Introduction: Three-dimensional (3D) collagen scaffold models, due to their ability to mimic the tissue and organ structure in vivo, have received increasing interest in drug discovery and toxicity evaluation.
Methods: In this study, we developed a perfused 3D model and studied cellular response to cytotoxic drugs in comparison with traditional 2D cell cultures as evaluated by cancer drug cisplatin.

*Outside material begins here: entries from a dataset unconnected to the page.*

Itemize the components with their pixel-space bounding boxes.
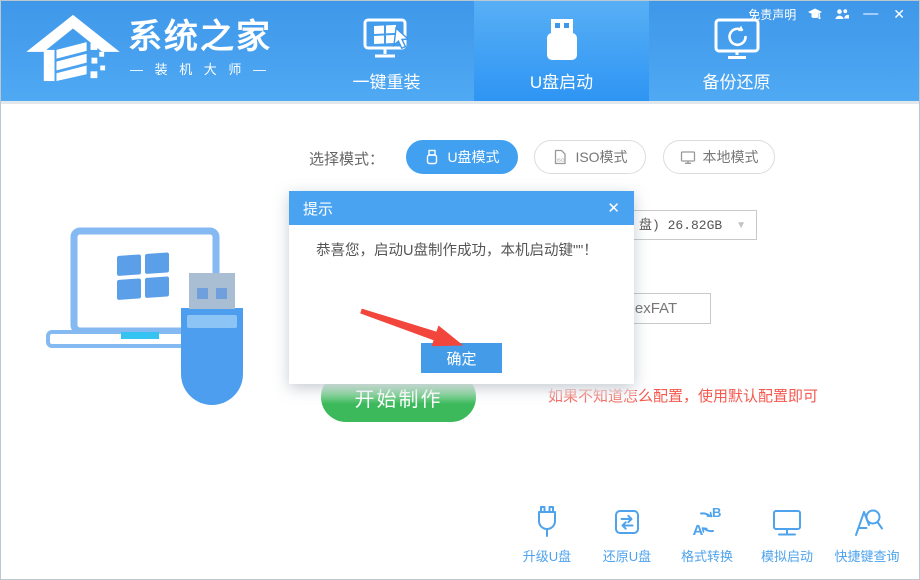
disclaimer-link[interactable]: 免责声明 [748, 6, 796, 23]
users-icon[interactable] [834, 7, 850, 21]
svg-text:ISO: ISO [557, 157, 565, 162]
tab-label: 一键重装 [353, 68, 421, 93]
mode-iso-button[interactable]: ISO ISO模式 [534, 140, 646, 174]
titlebar-controls: 免责声明 — ✕ [748, 6, 907, 22]
tab-label: U盘启动 [530, 68, 593, 93]
laptop-usb-illustration [31, 216, 261, 421]
tab-usb-boot[interactable]: U盘启动 [474, 1, 649, 101]
ok-button[interactable]: 确定 [421, 343, 502, 373]
tool-simulate-boot[interactable]: 模拟启动 [751, 504, 823, 565]
main-tabs: 一键重装 U盘启动 [299, 1, 824, 101]
tool-label: 模拟启动 [761, 546, 813, 565]
format-value: exFAT [635, 300, 677, 317]
logo-house-icon [26, 11, 120, 83]
usb-drive-icon [536, 14, 588, 66]
dialog-message: 恭喜您，启动U盘制作成功，本机启动键""！ [316, 239, 598, 260]
svg-text:B: B [712, 505, 721, 520]
mode-local-button[interactable]: 本地模式 [663, 140, 775, 174]
monitor-windows-cursor-icon [361, 14, 413, 66]
tool-restore-usb[interactable]: 还原U盘 [591, 504, 663, 565]
dialog-shadow-veil [289, 382, 635, 404]
mode-iso-label: ISO模式 [575, 147, 627, 167]
mode-local-label: 本地模式 [703, 147, 759, 167]
tool-label: 升级U盘 [523, 546, 571, 565]
dialog-close-icon[interactable]: ✕ [607, 199, 620, 217]
tool-label: 快捷键查询 [834, 546, 899, 565]
mode-usb-label: U盘模式 [447, 147, 499, 167]
footer-tools: 升级U盘 还原U盘 A B 格式转换 模拟启动 [511, 504, 903, 565]
brand-logo: 系统之家 — 装 机 大 师 — [26, 11, 272, 83]
dialog-title: 提示 [303, 198, 333, 219]
svg-text:A: A [693, 522, 704, 539]
monitor-icon [680, 149, 696, 165]
monitor-icon [769, 504, 805, 540]
brand-subtitle: — 装 机 大 师 — [128, 59, 272, 78]
header: 系统之家 — 装 机 大 师 — 一键重装 [1, 1, 919, 101]
tool-format-convert[interactable]: A B 格式转换 [671, 504, 743, 565]
service-cap-icon[interactable] [807, 7, 823, 21]
tool-shortcut-query[interactable]: 快捷键查询 [831, 504, 903, 565]
usb-icon [424, 149, 440, 165]
restore-arrows-icon [609, 504, 645, 540]
iso-file-icon: ISO [552, 149, 568, 165]
close-button[interactable]: ✕ [891, 6, 907, 23]
tool-label: 格式转换 [681, 546, 733, 565]
search-key-icon [849, 504, 885, 540]
dropdown-caret-icon: ▼ [736, 211, 746, 240]
tool-label: 还原U盘 [603, 546, 651, 565]
a-b-convert-icon: A B [689, 504, 725, 540]
tab-one-key-reinstall[interactable]: 一键重装 [299, 1, 474, 101]
mode-usb-button[interactable]: U盘模式 [406, 140, 518, 174]
minimize-button[interactable]: — [861, 9, 880, 19]
usb-device-value: 盘) 26.82GB [639, 211, 722, 240]
dialog-header: 提示 ✕ [289, 191, 634, 225]
mode-select-label: 选择模式： [309, 148, 384, 169]
tip-dialog: 提示 ✕ 恭喜您，启动U盘制作成功，本机启动键""！ 确定 [289, 191, 634, 384]
header-separator [1, 101, 919, 104]
tool-upgrade-usb[interactable]: 升级U盘 [511, 504, 583, 565]
usb-plug-icon [529, 504, 565, 540]
app-window: 系统之家 — 装 机 大 师 — 一键重装 [0, 0, 920, 580]
brand-title: 系统之家 [128, 17, 272, 57]
tab-label: 备份还原 [703, 68, 771, 93]
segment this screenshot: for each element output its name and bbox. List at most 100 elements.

Results: Cancer cells grown in perfused 3D environments showed increased levels of reactive oxygen species (ROS) production compared to the 2D culture. As determined by growth analysis, cells in the 3D culture, after forming a spheroid, were more resistant to the cancer drug cisplatin compared to that of the 2D cell culture. In addition, 3D culturing cells showed elevated level of ROS, indicating a physiological change or the formation of a microenvironment that resembles tumor cells in vivo.
Conclusions: These data revealed that cellular response to drugs for cells growing in 3D environments are dramatically different from that of 2D cultured cells. Thus, the perfused 3D collagen scaffold model we report here might be a potentially very useful tool for drug analysis.
Keywords: Cancer drug; cisplatin; perfusion; reactive oxygen species; three-dimensional cell culture; two-dimensional cell culture.